False Unicorn Root

There is only one species in this N American genus, which is closely related to Helonias. Chamaelirium luteum is an elusive plant that grows in damp woods and bogs, and is seldom seen in cultivation. Chamaelirium comes from the Greek chamai, "slow-growing", and leirion "lily". The name luteum means "yellow", and inappropriate description for a white-flowered plant, which was given when the species was first described from a rather poor dried specimen. First used by native N Americans to prevent miscarriage, C. luteum won favor with settlers in the 18th and 19th centuries for depression and "derangements of women". According to John Bartram's appendix to Medicina Britannica (1751) it is "a great resister of fermenting poisons", Chamaelirium luteum was listed in the U.S. National Formulary (1916-47) and is still regarded by medical herbalists (who often refer to it as "helonias") as invaluable for gynecological problems. Chamaelirium luteum is also called "false unicorn root" to distinguish it from true unicorn root. Aletris farinosa (See, true unicorn root).

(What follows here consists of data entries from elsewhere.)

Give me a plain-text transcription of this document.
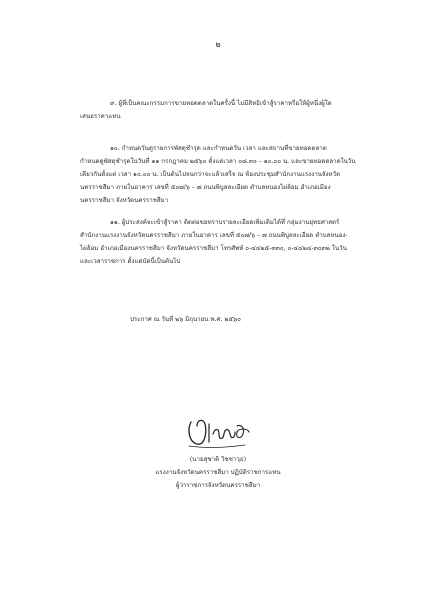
๒
๙. ผู้ที่เป็นคณะกรรมการขายทอดตลาดในครั้งนี้ ไม่มีสิทธิเข้าสู้ราคาหรือให้ผู้หนึ่งผู้ใด
เสนอราคาแทน
๑๐. กำหนดวันดูรายการพัสดุชำรุด และกำหนดวัน เวลา และสถานที่ขายทอดตลาด
กำหนดดูพัสดุชำรุดในวันที่ ๑๑ กรกฎาคม ๒๕๖๐ ตั้งแต่เวลา ๐๘.๓๐ – ๑๐.๐๐ น. และขายทอดตลาดในวัน
เดียวกันตั้งแต่ เวลา ๑๐.๐๐ น. เป็นต้นไปจนกว่าจะแล้วเสร็จ ณ ห้องประชุมสำนักงานแรงงานจังหวัด
นครราชสีมา ภายในอาคาร เลขที่ ๕๐๗/๖ – ๗ ถนนพิบูลละเอียด ตำบลหนองไผ่ล้อม อำเภอเมือง
นครราชสีมา จังหวัดนครราชสีมา
๑๑. ผู้ประสงค์จะเข้าสู้ราคา ติดต่อขอทราบรายละเอียดเพิ่มเติมได้ที่ กลุ่มงานยุทธศาสตร์
สำนักงานแรงงานจังหวัดนครราชสีมา ภายในอาคาร เลขที่ ๕๐๗/๖ – ๗ ถนนพิบูลละเอียด ตำบลหนอง-
ไผ่ล้อม อำเภอเมืองนครราชสีมา จังหวัดนครราชสีมา โทรศัพท์ ๐-๔๔๒๕-๓๓๐, ๐-๔๔๒๔-๓๐๓๒ ในวัน
และเวลาราชการ ตั้งแต่บัดนี้เป็นต้นไป
ประกาศ ณ วันที่ ๒๖ มิถุนายน พ.ศ. ๒๕๖๐
(นายสุชาติ วิชชาวุธ)
แรงงานจังหวัดนครราชสีมา ปฏิบัติราชการแทน
ผู้ว่าราชการจังหวัดนครราชสีมา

Tuberous, summer-flowering perennial, with a basal rosette of obovate to spoon-shaped leaves, to 20cm (8in) long. Flowering stem is erect, bearing smaller, linear-lanceolate leaves and a dense, cylindrical raceme of tiny white, star-shaped flowers, yellowing with age. Male and female flowers occur on different plants; female plants are leafier.

Common Name:
False Unicorn Root
Other Names:
Helonias, fairy wand, devil's bit
Botanical Name:
Chamaelirium luteum syn. Helonias dioica
Eastern N. America
Moist to wet, well-drained, rich, neutral to acid soil in partial shade.
By seed sown in autumn; by division in spring.
Rhizomes with roots are lifted in autumn and dried for use in infusions, liquid extracts, tablets and tinctures.
30-90cm (1-3ft)
15-38cm (6-15in)
Parts Used:
Rhizomes, roots
An astringent, bitter, diuretic herb that acts mainly as an ovarian and uterine tonic. It expels intestinal worms.
Medicinal Uses:
Internally for menstrual and menopausal complaints, infertility, pelvic inflammatory disease, endometriosis, fibroids, threatened miscarriage, and morning sickness. Excess causes vomiting. Often combined with Trillium erectum (See, bethroot). Also as a tonic for digestive and genito-urinary complaints, and to expel intestinal parasites. For use by qualified practitioners only.